On trouve après waXa  les sept SV de base c’est-à-dire: P, (ur-PN), AI, (uLi– AI), ad-A, ad AI, (ur AI). D’autre part wa/a  peut régir une subordonnée non verbale:

 

1) waXa – P

 

(163) aDay iɛdl lmal, waXa ur iɛdiln imndi, ša Lbas ur iLi   “quand le bétail rend bien, même si le blé ne rend pas, il n’y a pas de mal”.

 

(205) waXa as nɛlm iḍu i tmDiT, duČa Şbaḥ ad iɛdl tiwṛiqin iṛaḥ N  “même si nous l’avertissons aujourd’hui dans l’après-midi, demain matin il peut faire ses papiers et partir”.

 

2) waXa – AI

 

(504) waXa iSɣuYu, uLi di s TḥNix “il a beau crier, je n’ai pas pitié de lui”.

 

3) Remarque.

 

waXa peut se combiner avec mliD is:

 

(196) waXa mliD is ur D tṛaḥd iḍu, duČa ad N ṛaḥx “même si tu n’étais pas venu aujourd’hui, moi demain je serais allé là-bas”.

 

4.3. udin “celui qui”

 

Le berbère ne dispose pas d’un relatif spécifique mais il tend à grammaticaliser le pronom démonstratif udin  ( + participe) dans le rôle de relatif : udin ižrin “celui jetant > celui qui jette”. Dans certains énoncés avec udin+ participe il y a anacoluthe et la relative prend un sens hypothétique [10]:

 

(629) udin ižin tiGa i ša, La iTbXaṛ iS “celui qui jette un sort à quelqu’un, la victime visée fait des fumigations avec lui (le caméléon)” _> “si on jette un sort à quelqu’un, la victime fait des fumigations avec le caméléon”.

 

(792) udin ur asnt ižin Dwa dɣya, adin La iTdṚa uLi “celui qui ne leur donne pas de médicaments aussitôt, cette maladie ravage le troupeau” _> “si on ne leur donne pas…”

 

 

 

Nous l’avons vu, le berbère, avec un système verbal assez simple, peut rendre une grande variété de valeurs modales dans la protase hypothétique, grâce à un jeu de subordonnants spécialisés soit dans l’expression de la condition ( “s’il est vrai que; chaque fois que”), soit dans l’expression de l’hypothèse forte(mr, mliD et mliD is). Nous avons noté que le berbère disposait d’autres moyens pour exprimer l’hypothèse (is “est-ce que?”, waXa “même si”, udin “celui qui”). Chemin faisant, nous avons pu retrouver en berbère des procédés qui sont à l’œuvre aussi en français : l’utilisation du subordonnant hypothétique dans les serments, des subordonnants hypothétiques mr et mliD pour exprimer le souhait ou le regret, du marqueur d’interrogation is ou du relatif udin avec valeur hypothétique. D’un point de vue typologique, il serait intéressant de rechercher la présence de procédés analogues dans d’autres langues.

Notes

[1] J’utilise le système de notation suivant : voyelles a, i, u ; semi-consonnes w, y ; consonnes b, č, d, f, g, ǧ, h, ḥ, k, l, m, n, q, r, s, ʃ, t, x, z, ʒ, ɣ, ɛ ; et ɛ notent les fricatives pharyngales sourde et sonore, x et ɣ les fricatives vélaires sourde et sonore, h la laryngale (aspiration), q l’occlusive dorso-uvulaire, r la vibrante apicale, č et ǧ les affriquées sourde et sonore. Le point sous la lettre note l’emphase ; le trait sous la lettre note la spirantisation (ex. ) ; le (ʷ) en exposant note la labiovélarisation de la consonne (ex.  kʷ, gʷ). Les majuscules notent les consonnes tendues.

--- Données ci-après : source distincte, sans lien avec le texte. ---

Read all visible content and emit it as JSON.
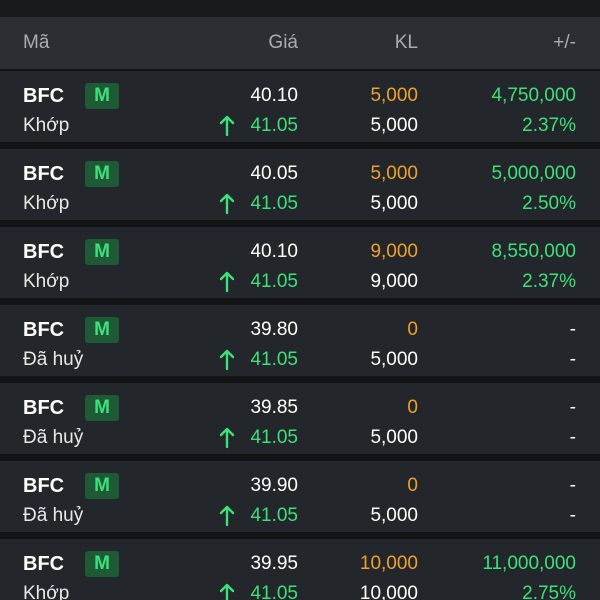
{
  "header": {
    "col_symbol": "Mã",
    "col_price": "Giá",
    "col_volume": "KL",
    "col_change": "+/-"
  },
  "colors": {
    "accent_green": "#3ee07a",
    "accent_orange": "#f0a12a",
    "badge_bg": "#1f5a37",
    "row_bg": "#23272b",
    "header_bg": "#2b2f33",
    "page_bg": "#121416"
  },
  "icons": {
    "up_arrow": "arrow-up-icon"
  },
  "rows": [
    {
      "symbol": "BFC",
      "badge": "M",
      "status": "Khớp",
      "price": "40.10",
      "ref_price": "41.05",
      "order_volume": "5,000",
      "matched_volume": "5,000",
      "value": "4,750,000",
      "percent": "2.37%"
    },
    {
      "symbol": "BFC",
      "badge": "M",
      "status": "Khớp",
      "price": "40.05",
      "ref_price": "41.05",
      "order_volume": "5,000",
      "matched_volume": "5,000",
      "value": "5,000,000",
      "percent": "2.50%"
    },
    {
      "symbol": "BFC",
      "badge": "M",
      "status": "Khớp",
      "price": "40.10",
      "ref_price": "41.05",
      "order_volume": "9,000",
      "matched_volume": "9,000",
      "value": "8,550,000",
      "percent": "2.37%"
    },
    {
      "symbol": "BFC",
      "badge": "M",
      "status": "Đã huỷ",
      "price": "39.80",
      "ref_price": "41.05",
      "order_volume": "0",
      "matched_volume": "5,000",
      "value": "-",
      "percent": "-"
    },
    {
      "symbol": "BFC",
      "badge": "M",
      "status": "Đã huỷ",
      "price": "39.85",
      "ref_price": "41.05",
      "order_volume": "0",
      "matched_volume": "5,000",
      "value": "-",
      "percent": "-"
    },
    {
      "symbol": "BFC",
      "badge": "M",
      "status": "Đã huỷ",
      "price": "39.90",
      "ref_price": "41.05",
      "order_volume": "0",
      "matched_volume": "5,000",
      "value": "-",
      "percent": "-"
    },
    {
      "symbol": "BFC",
      "badge": "M",
      "status": "Khớp",
      "price": "39.95",
      "ref_price": "41.05",
      "order_volume": "10,000",
      "matched_volume": "10,000",
      "value": "11,000,000",
      "percent": "2.75%"
    }
  ]
}
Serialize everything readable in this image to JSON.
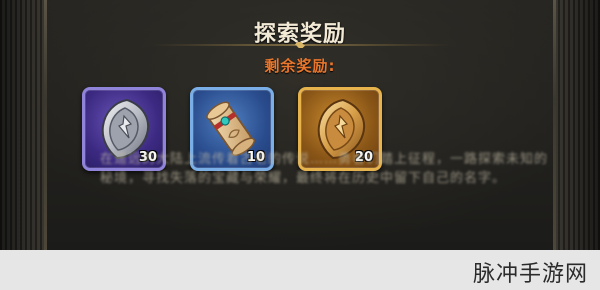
{
  "panel": {
    "title": "探索奖励",
    "subtitle": "剩余奖励:"
  },
  "rewards": [
    {
      "icon": "silver-crest-icon",
      "count": "30",
      "frame_color": "#8f84d9"
    },
    {
      "icon": "scroll-icon",
      "count": "10",
      "frame_color": "#7aaee6"
    },
    {
      "icon": "gold-crest-icon",
      "count": "20",
      "frame_color": "#e6b34c"
    }
  ],
  "description": "在遥远的大陆上流传着古老的传说……勇者们踏上征程，一路探索未知的秘境，寻找失落的宝藏与荣耀，最终将在历史中留下自己的名字。",
  "watermark": {
    "text": "脉冲手游网"
  },
  "colors": {
    "title": "#f3ead6",
    "subtitle": "#e8762c",
    "accent_gold": "#b0893f"
  }
}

[2] Désormais je dirai DGV pour déterminants grammaticaux du verbe.

[3] Désormais je dirai P pour prétérit, A pour aoriste et AI pour aoriste intensif.

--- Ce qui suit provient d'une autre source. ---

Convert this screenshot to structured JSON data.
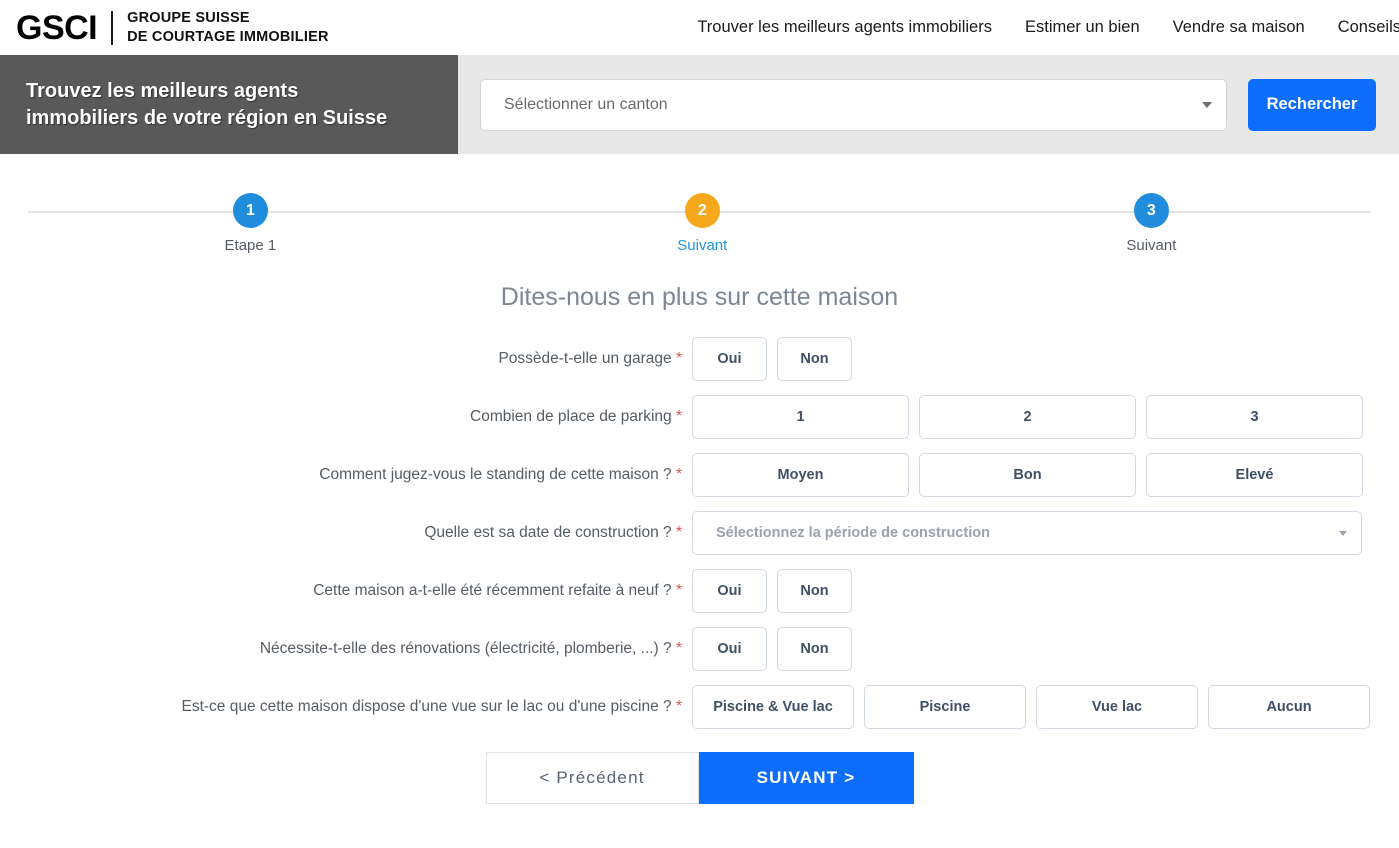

[4] Désormais je dirai SV pour syntagme verbal. Un SV comprend un lexème verbal accompagné d’un ou plusieurs déterminants.

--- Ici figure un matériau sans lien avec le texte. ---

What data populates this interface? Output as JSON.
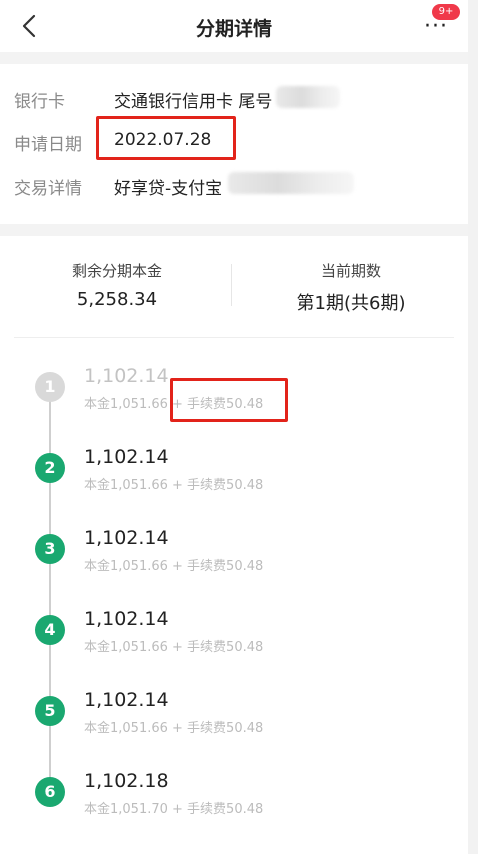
{
  "header": {
    "title": "分期详情",
    "back_icon": "chevron-left-icon",
    "more_icon": "more-dots-icon",
    "more_glyph": "···",
    "badge": "9+"
  },
  "info": {
    "bank_card_label": "银行卡",
    "bank_card_value": "交通银行信用卡  尾号",
    "apply_date_label": "申请日期",
    "apply_date_value": "2022.07.28",
    "transaction_label": "交易详情",
    "transaction_value": "好享贷-支付宝"
  },
  "summary": {
    "remaining_label": "剩余分期本金",
    "remaining_value": "5,258.34",
    "current_label": "当前期数",
    "current_value": "第1期(共6期)"
  },
  "installments": [
    {
      "num": "1",
      "amount": "1,102.14",
      "detail": "本金1,051.66 + 手续费50.48",
      "status": "done"
    },
    {
      "num": "2",
      "amount": "1,102.14",
      "detail": "本金1,051.66 + 手续费50.48",
      "status": "pending"
    },
    {
      "num": "3",
      "amount": "1,102.14",
      "detail": "本金1,051.66 + 手续费50.48",
      "status": "pending"
    },
    {
      "num": "4",
      "amount": "1,102.14",
      "detail": "本金1,051.66 + 手续费50.48",
      "status": "pending"
    },
    {
      "num": "5",
      "amount": "1,102.14",
      "detail": "本金1,051.66 + 手续费50.48",
      "status": "pending"
    },
    {
      "num": "6",
      "amount": "1,102.18",
      "detail": "本金1,051.70 + 手续费50.48",
      "status": "pending"
    }
  ],
  "colors": {
    "accent_green": "#1aa870",
    "done_gray": "#d9d9d9",
    "highlight_red": "#e2231a",
    "badge_red": "#f0394a"
  }
}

[5] PN désigne par abréviation le prérérit négatif. Il s’agit d’une simple variante du prétérit c’est-à-dire de la forme que prend le prétérit quand le vebe est accompagné de la négation.

[6] Les numéros devant les exemples renvoient aux paragraphes de mon corpus.

[7] cf. fr. Je ne demande pas mieux que si ça dure (pour éviter la rencontre de deux que — comparatif et complétive) in Wartburg et Zumthor, Précis de sytaxe du français contemporain, § 110.

[8] Voir Fernand Bentolila, Les syntagmes verbaux dans les serments en berbère, Awal, 1969.

[9] cf en français la valeur hypothétique de l’inversion :

“Se mire-t-on près un rivage

Ce n’est pas soi qu’on voit” La Fontaine, Fables, VIII, 13.

[10] On trouve un tour analogue dans le français du 16° siècle:

“Qui ne les eût à ce vêpre cueillies,

Chutes à terre elles fussent demain”, Ronsard, Continuation des Amours.